L'abbruscio delle botti, ecco è fornito,
Et ecco tutto il popolo rivolto
A uno spasso maggior, ch'è già ammannito:
Ch'è più sfavante assai, che piace molto.
Si fa nell'Alto, e assai famoso è 'l sito,
Fu quì Adriano Imperator sepolto,
E da lui prese il nome, e poi bel bello
Lo perze, oggi ciamannose Castello.

Di Fortezza real, giusto ha la foggia,
Sta in mezzo il Maschio, ch'è massiccio e tonno,
C'è in cima, in faccia al popolo una loggia,
In dove più perzone star ci ponno;
La soldatesca nei terrazzi alloggia,
Giù abbasso, e assai casuppole ce sonno,
E c'è loco scuperto, e cuperchiato
Più d'un cortile, e c'è insinenta un prato.

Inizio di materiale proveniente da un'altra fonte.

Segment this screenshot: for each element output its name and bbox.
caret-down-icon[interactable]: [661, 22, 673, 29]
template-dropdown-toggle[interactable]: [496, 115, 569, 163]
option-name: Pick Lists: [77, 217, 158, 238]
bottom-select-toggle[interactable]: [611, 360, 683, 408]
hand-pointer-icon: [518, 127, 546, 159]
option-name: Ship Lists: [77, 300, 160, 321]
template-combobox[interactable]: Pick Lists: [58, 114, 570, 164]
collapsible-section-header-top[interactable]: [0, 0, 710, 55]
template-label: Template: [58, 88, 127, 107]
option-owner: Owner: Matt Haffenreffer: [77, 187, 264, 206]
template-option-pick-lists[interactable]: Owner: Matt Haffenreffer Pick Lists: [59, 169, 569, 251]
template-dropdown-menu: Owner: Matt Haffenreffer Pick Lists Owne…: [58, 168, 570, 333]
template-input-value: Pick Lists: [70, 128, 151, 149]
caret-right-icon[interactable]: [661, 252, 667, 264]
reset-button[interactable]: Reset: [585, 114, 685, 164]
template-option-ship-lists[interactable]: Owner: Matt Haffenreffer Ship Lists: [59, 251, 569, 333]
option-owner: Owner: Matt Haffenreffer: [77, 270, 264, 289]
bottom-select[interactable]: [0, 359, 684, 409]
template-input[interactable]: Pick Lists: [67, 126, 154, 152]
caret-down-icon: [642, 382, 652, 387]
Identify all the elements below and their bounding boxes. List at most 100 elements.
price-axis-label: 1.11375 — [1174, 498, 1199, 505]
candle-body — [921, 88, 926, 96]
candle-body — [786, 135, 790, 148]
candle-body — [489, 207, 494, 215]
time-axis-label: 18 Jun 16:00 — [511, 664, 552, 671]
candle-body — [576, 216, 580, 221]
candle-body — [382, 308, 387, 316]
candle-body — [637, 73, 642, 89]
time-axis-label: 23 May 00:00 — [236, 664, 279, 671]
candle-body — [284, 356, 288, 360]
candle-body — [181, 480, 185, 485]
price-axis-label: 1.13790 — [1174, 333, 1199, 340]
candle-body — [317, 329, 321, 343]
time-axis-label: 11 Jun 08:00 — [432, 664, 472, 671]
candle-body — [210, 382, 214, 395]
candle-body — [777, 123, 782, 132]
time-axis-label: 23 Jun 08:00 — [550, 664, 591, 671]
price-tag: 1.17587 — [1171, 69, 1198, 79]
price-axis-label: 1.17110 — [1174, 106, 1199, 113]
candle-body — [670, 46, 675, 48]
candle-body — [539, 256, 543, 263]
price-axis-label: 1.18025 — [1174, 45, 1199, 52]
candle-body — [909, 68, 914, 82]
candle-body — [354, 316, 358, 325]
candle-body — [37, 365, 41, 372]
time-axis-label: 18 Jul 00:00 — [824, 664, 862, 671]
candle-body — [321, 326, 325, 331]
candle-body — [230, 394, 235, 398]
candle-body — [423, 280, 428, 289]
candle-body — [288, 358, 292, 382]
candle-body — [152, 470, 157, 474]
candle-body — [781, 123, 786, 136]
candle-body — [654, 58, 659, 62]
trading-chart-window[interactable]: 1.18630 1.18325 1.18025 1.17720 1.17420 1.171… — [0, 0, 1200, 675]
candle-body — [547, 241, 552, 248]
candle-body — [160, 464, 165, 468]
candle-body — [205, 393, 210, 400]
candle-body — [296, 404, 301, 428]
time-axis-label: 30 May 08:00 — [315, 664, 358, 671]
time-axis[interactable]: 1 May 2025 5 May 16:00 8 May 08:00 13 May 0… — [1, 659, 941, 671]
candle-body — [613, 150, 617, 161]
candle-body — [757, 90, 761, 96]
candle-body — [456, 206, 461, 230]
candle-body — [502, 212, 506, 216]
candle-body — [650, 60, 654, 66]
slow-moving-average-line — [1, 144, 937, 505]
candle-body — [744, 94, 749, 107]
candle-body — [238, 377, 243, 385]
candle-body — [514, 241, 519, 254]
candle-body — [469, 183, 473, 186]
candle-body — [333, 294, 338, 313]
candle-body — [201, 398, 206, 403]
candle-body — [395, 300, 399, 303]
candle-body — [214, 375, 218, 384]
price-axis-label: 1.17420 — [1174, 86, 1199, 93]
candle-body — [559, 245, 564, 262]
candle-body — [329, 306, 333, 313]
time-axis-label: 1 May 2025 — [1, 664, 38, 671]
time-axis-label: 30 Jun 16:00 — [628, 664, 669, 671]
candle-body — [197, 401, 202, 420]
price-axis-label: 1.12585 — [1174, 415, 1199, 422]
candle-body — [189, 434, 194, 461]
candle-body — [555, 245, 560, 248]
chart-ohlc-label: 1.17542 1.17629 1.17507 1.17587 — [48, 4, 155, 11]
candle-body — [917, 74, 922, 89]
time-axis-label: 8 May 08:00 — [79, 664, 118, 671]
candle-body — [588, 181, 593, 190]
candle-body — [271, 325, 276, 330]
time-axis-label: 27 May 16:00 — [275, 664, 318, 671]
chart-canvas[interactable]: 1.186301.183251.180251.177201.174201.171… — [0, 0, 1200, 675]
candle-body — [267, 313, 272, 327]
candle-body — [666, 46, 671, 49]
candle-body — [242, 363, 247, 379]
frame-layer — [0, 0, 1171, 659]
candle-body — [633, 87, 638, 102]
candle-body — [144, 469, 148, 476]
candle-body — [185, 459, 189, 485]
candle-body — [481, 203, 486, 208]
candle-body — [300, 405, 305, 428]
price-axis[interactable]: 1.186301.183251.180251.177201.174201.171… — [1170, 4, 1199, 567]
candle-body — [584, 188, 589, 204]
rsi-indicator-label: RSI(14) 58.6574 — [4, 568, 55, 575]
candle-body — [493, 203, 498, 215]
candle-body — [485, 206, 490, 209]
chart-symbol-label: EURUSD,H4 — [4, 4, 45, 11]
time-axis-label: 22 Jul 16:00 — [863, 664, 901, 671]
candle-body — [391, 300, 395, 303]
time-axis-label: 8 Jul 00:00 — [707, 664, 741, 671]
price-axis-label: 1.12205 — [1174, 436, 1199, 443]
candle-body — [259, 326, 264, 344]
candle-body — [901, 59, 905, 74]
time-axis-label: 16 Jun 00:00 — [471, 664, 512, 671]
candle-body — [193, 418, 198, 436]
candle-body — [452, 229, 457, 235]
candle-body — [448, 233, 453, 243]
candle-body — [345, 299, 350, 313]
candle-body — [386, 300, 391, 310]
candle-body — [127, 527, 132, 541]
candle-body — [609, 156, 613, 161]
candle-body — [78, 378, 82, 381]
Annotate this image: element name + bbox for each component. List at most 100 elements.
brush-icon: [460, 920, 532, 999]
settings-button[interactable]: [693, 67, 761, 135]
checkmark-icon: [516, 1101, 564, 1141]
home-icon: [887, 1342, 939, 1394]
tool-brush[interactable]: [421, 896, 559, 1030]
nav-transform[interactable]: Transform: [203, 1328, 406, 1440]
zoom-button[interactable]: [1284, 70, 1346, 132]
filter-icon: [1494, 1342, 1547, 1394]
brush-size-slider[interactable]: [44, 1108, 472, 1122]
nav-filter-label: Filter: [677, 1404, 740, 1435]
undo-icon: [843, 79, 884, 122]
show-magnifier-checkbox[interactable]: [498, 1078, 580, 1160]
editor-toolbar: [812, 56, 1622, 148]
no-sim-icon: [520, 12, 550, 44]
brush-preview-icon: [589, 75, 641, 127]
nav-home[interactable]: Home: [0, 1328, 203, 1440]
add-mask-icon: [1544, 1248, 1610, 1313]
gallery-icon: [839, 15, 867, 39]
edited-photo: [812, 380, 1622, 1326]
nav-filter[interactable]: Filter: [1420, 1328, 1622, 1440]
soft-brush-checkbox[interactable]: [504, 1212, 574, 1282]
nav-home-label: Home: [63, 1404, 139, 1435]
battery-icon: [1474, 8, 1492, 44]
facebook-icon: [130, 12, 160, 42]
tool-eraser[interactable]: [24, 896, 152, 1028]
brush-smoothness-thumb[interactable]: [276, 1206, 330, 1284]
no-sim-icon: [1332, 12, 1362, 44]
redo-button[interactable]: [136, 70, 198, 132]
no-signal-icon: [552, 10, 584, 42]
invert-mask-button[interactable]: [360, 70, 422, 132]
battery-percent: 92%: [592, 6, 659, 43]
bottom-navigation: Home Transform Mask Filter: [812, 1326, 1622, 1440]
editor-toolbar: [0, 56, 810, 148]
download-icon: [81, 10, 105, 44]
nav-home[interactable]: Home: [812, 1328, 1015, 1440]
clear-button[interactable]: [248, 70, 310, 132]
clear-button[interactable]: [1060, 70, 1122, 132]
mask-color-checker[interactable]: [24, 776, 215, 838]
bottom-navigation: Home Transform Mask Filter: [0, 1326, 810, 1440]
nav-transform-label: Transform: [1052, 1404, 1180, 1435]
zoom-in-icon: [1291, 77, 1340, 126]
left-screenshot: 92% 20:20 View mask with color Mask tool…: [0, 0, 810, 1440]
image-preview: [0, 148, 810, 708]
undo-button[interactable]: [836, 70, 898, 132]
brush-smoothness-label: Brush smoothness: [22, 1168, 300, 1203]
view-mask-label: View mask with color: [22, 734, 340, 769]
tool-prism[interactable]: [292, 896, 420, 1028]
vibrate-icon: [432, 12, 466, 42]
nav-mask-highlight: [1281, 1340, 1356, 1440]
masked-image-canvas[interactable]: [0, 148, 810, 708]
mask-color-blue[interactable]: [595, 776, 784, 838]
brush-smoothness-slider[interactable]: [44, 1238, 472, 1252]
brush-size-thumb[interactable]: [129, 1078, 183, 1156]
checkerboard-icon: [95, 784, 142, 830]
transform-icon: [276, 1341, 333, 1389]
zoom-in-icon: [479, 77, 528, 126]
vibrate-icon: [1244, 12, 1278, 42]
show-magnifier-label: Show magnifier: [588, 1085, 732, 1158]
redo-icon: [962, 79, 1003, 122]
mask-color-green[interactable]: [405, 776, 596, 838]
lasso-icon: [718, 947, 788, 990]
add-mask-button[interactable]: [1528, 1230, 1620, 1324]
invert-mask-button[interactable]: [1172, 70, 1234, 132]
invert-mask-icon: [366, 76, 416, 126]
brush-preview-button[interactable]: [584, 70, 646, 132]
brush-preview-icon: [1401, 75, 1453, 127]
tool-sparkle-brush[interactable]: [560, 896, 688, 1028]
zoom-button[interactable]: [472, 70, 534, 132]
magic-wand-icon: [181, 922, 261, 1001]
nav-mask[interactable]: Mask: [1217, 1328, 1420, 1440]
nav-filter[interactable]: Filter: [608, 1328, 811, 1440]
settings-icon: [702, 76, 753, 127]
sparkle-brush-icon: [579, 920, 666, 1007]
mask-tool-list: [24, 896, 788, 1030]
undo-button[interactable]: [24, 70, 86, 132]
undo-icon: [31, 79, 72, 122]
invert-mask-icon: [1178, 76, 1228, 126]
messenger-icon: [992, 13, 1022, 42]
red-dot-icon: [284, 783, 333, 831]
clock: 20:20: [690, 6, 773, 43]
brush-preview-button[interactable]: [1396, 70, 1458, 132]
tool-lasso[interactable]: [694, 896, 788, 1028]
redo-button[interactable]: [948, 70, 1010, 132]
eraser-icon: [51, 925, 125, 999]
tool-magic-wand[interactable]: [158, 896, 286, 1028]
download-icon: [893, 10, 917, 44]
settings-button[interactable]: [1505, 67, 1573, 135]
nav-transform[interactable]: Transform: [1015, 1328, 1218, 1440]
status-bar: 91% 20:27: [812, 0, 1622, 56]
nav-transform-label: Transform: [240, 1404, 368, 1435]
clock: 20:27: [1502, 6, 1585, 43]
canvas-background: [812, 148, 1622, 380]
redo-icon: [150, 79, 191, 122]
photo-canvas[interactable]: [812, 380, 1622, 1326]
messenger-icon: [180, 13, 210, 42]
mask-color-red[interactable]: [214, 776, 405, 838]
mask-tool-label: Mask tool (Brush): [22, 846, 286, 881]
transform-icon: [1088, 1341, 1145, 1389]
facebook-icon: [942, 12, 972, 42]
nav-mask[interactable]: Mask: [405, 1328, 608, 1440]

'Sto spazio così granne, viè rinchiuso
Da ben terrapienati muraglioni.
Le case matte pur ci son, per uso
Di chi sta in sentinella nei cantoni.
Aggiustati a i lor posti, e sotto e suso,
Stanno le colombrine et i cannoni,
Sventolicchiano in alto li stennardi",
C'è il ponte levatoro, e i baloardi.

Di lanternoni in giro, il Maschio è pieno,
Ha la loggia di torcie il su' filaro,
E con questo gran lume in ciel sereno
Par che voglian le stelle, annar del paro.
Piantati i mortaletti in sul terreno,
Ch'è drento, già cominzano lo sparo;
Fan botte, a darne giusto il paragone,
Più d'un moschetto, e meno d'un cannone.

Fatto di bronzo o ferro è il mortaletto,
Grosso, corto, assai greve, e materiale,
E voto in mezzo, e come un boccaletto,
Ma senza panza, è da per tutto uguale;
Verzo il fonno da fianco c'è un buscietto,
E de fora, el su' manico badiale;
Questo puro è massiccio e grossolano,
E largo è quanto ce può entra una mano.

Così facil si renne a maneggiallo,
Ritto si posa in terra, e ci vuò doppo
Un che pratico sia pe' caricallo,
Che faccenna non è da falla un pioppo;
Di polvere si rimpe, e bigna fallo,
Perchè più strepitoso sia Io schioppo;
A forza di mazzate, e con gran stento,
Di legno un tappo se gli caccia drento.

Di questi già, fatta se n'è una spasa
Nel prato, e accanto al buscio piccinino,
Dove asciucca è la terra, e d'erba è rasa,
Di polvere si mette un montoncino;
Quanno è 'l tempo, e la gente esce de casa,
Pe' fa' verzo Castello el suo camino,
Col miccio in su una canna, come è l'uso,
Dà foco il bombardiero, e volta il muso.

Et ecco 'sta sparata fa la spia,
Ch'hora mai poco è 'l tempo, che ce resta,
E che ogni cosa in ordine già stia,
Pe' fa' della Girannola la festa;
Ecco si spara allor l'artigliarìa,
Ecco de prescia el selcio si calpesta
Dal popolo, ch'il loco a piglià viene,
Dove 'ste cose pò vedè più bene.

Strade, piazze, finestre, e loggie, e tetti
Son già rempite d'affollate genti;
Dove c'è più bel posto, e folti e stretti
Molti da molti son urtati e spenti:
Perchè poi senza tedio ogn'uno aspetti,
Si fa 'na sorte di trattenimenti,
Che se pò mette tra le cose belle,
Et è lo sparo delle pignattelle.

Di queste, ogn'una ha forma d'una palla,
Di canavaccio assai calcata, e dura,
Drento si mette prima d'inserralla,
Di polvere e di solfo una mistura.
C'è uno stuppino poi, per appiccialla,
Che quanno bruscia un bel pezzetto dura;
Ma foco ancor non se glie dà, che prima
Metterla bigna, a un certo coso in cima.

Sparata in man, farìa de' brutti scrizzi,
E però allor propio nisciun la tocca,
Ma perchè da sè stessa il volo addrizzi,
Sta d'un canal di bronzo in su la bocca.
Acciò in aria con impeto poi schizzi,
De sotto ha un mortaletto che la scocca,
In quel canale c'è una porticella
Giù abbasso, e il mortaletto entra per quella.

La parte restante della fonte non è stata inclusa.